TREVISO, Italy -- "In 1976, I traveled to China for the first time... Since then, I have been to China 157 times. I witnessed China's reform and opening-up and the gigantic progress it has brought about," Italian sinologist Adriano Madaro, dubbed the "Marco Polo" of modern times, told Xinhua in a recent interview.

Over the last 32 years, Madaro has been to many places in China. He has visited not only big cities like Shanghai, Guangdong and Beijing, but also the most far-flung and inaccessible regions, from Inner Mongolia to Tibet, from Heilongjiang to the island of Hainan.

Because of his unique experiences, the Italian expert on China has been a rare witness to the vast changes that have taken place in China's metropolitan life, as well as the people's struggle and their efforts to combat poverty in the country's rural areas over the last three decades.

"In the whole process, Chinese leader Deng Xiaoping, as a vanguard of reform and opening-up, played a pivotal role," said Madaro of the changes sweeping every corner of China.

"Economic development has made China more important in the international arena," he said.

Each time Madaro visited China, he would stay for no less than 10 days, sometimes even a month. Wherever he went, he always took a camera with him to capture what he saw and what he felt.

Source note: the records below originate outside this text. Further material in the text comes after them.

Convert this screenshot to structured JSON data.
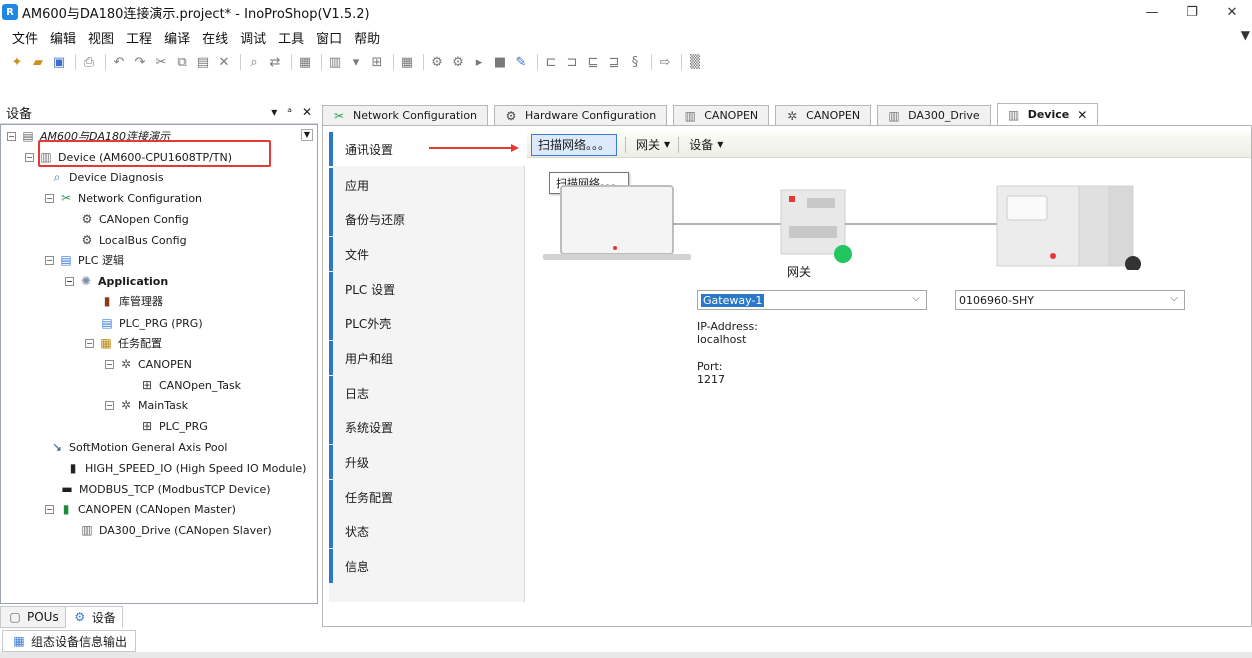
{
  "title_bar": {
    "title": "AM600与DA180连接演示.project* - InoProShop(V1.5.2)",
    "app_icon": "R",
    "minimize": "—",
    "maximize": "❐",
    "close": "✕"
  },
  "menu": [
    "文件",
    "编辑",
    "视图",
    "工程",
    "编译",
    "在线",
    "调试",
    "工具",
    "窗口",
    "帮助"
  ],
  "devices_panel": {
    "title": "设备",
    "tools": [
      "▾",
      "ᵃ",
      "✕"
    ],
    "tree": [
      {
        "label": "AM600与DA180连接演示",
        "icon": "project-icon"
      },
      {
        "label": "Device (AM600-CPU1608TP/TN)",
        "icon": "device-icon"
      },
      {
        "label": "Device Diagnosis",
        "icon": "diagnosis-icon"
      },
      {
        "label": "Network Configuration",
        "icon": "network-config-icon"
      },
      {
        "label": "CANopen Config",
        "icon": "canopen-config-icon"
      },
      {
        "label": "LocalBus Config",
        "icon": "localbus-config-icon"
      },
      {
        "label": "PLC 逻辑",
        "icon": "plc-logic-icon"
      },
      {
        "label": "Application",
        "icon": "application-icon"
      },
      {
        "label": "库管理器",
        "icon": "library-manager-icon"
      },
      {
        "label": "PLC_PRG (PRG)",
        "icon": "program-icon"
      },
      {
        "label": "任务配置",
        "icon": "task-config-icon"
      },
      {
        "label": "CANOPEN",
        "icon": "task-icon"
      },
      {
        "label": "CANOpen_Task",
        "icon": "task-call-icon"
      },
      {
        "label": "MainTask",
        "icon": "task-icon"
      },
      {
        "label": "PLC_PRG",
        "icon": "task-call-icon"
      },
      {
        "label": "SoftMotion General Axis Pool",
        "icon": "axis-pool-icon"
      },
      {
        "label": "HIGH_SPEED_IO (High Speed IO Module)",
        "icon": "io-module-icon"
      },
      {
        "label": "MODBUS_TCP (ModbusTCP Device)",
        "icon": "modbus-icon"
      },
      {
        "label": "CANOPEN (CANopen Master)",
        "icon": "canopen-master-icon"
      },
      {
        "label": "DA300_Drive (CANopen Slaver)",
        "icon": "slave-drive-icon"
      }
    ]
  },
  "bottom_tabs": [
    "POUs",
    "设备"
  ],
  "output_tab": "组态设备信息输出",
  "doc_tabs": [
    {
      "label": "Network Configuration",
      "icon": "network-config-icon"
    },
    {
      "label": "Hardware Configuration",
      "icon": "hardware-config-icon"
    },
    {
      "label": "CANOPEN",
      "icon": "device-icon"
    },
    {
      "label": "CANOPEN",
      "icon": "task-icon"
    },
    {
      "label": "DA300_Drive",
      "icon": "device-icon"
    },
    {
      "label": "Device",
      "icon": "device-icon"
    }
  ],
  "doc_tab_close": "✕",
  "side_nav": [
    "通讯设置",
    "应用",
    "备份与还原",
    "文件",
    "PLC 设置",
    "PLC外壳",
    "用户和组",
    "日志",
    "系统设置",
    "升级",
    "任务配置",
    "状态",
    "信息"
  ],
  "comm_toolbar": {
    "scan": "扫描网络。。。",
    "gateway": "网关",
    "device": "设备",
    "tooltip": "扫描网络。。。"
  },
  "gateway": {
    "label": "网关",
    "name": "Gateway-1",
    "ip_label": "IP-Address:",
    "ip": "localhost",
    "port_label": "Port:",
    "port": "1217",
    "status_color": "#22c55e"
  },
  "device_target": {
    "name": "0106960-SHY",
    "status_color": "#333333"
  },
  "colors": {
    "accent": "#2b78c9",
    "highlight": "#e53935"
  }
}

Of all his impressions about China, the changes in Beijing, among others, are the most striking.

When he arrived in Beijing for the first time in 1976, he was fascinated by the criss-crossing hutongs, and the ubiquitous bicycles that were the main means of transportation at the time, said Madaro.

Now he finds the roads full of automobiles, the subway lines much longer, and new skyscrapers shooting up everyday.

Madaro has recorded his memories of China's changing landscape in various forms.

So far, he has written more than 10 books on China. His writings include China, 700 Years After Marco Polo (1980), Journey In China (1986), In The Great Unknown Country Beyond The Wall (1989), Paper Flowers -- Poems From China (1990).

In his capacity as one of the world's leading sinologists, Madaro has been invited several times to organize Chinese exhibitions in Italy to promote cultural exchanges between the two countries.

In 2003, the Chinese Academy of International Culture and the Fondazione Cassamarca of Treviso jointly appointed Madaro the director of the great exhibition series "The Silk Road and Two Thousand Years of the Chinese Civilization" between 2005 and 2011.

In May 2003, during the SARS epidemic, Madaro was in Beijing as an international journalist. His reports and articles helped rectify some misunderstandings and prejudices about China among the Italian public.

Madaro's fascination with China began in his childhood. When he was six years old, he read of Marco Polo and since then could never stop being curious about China, even dreaming that he would walk to China from his home.

At 14, Madaro read Chinese writer Lu Xun's True Story of Ah Q, which radically changed his youth.

"It was through reading Lu Xun that I gained my first significant insight into the soul of China," he always says.

At his home in Treviso, a city in northern Italy, the bookshelves are filled with thousands of books on China written in different languages. The furniture in the living room is typically Chinese. On the floor are Chinese carpets.  Chinese silverware, chinaware, tri-colored glazed pottery are displayed in prominent places in the room.

He showed Xinhua some pictures he had taken and post cards he had mailed back to Italy from China over the past 30 years.

He disclosed his dream of compiling his monumental collection of old photographs into an album by the end of the year to portray all the changes occurring in China over the last 30 years.

Madaro's family gives him strong support for his work. Besides his wife, Madaro's two daughters, both graduates of the Philosophy Department of the University of Venice, have become his close assistants. They often shuttle between the two countries with their father.

Showing a photo with her father in front of the Birds' Nest (China's National Stadium), one of his daughters said: "In China, I feel comfortable. It has become a second home for my family."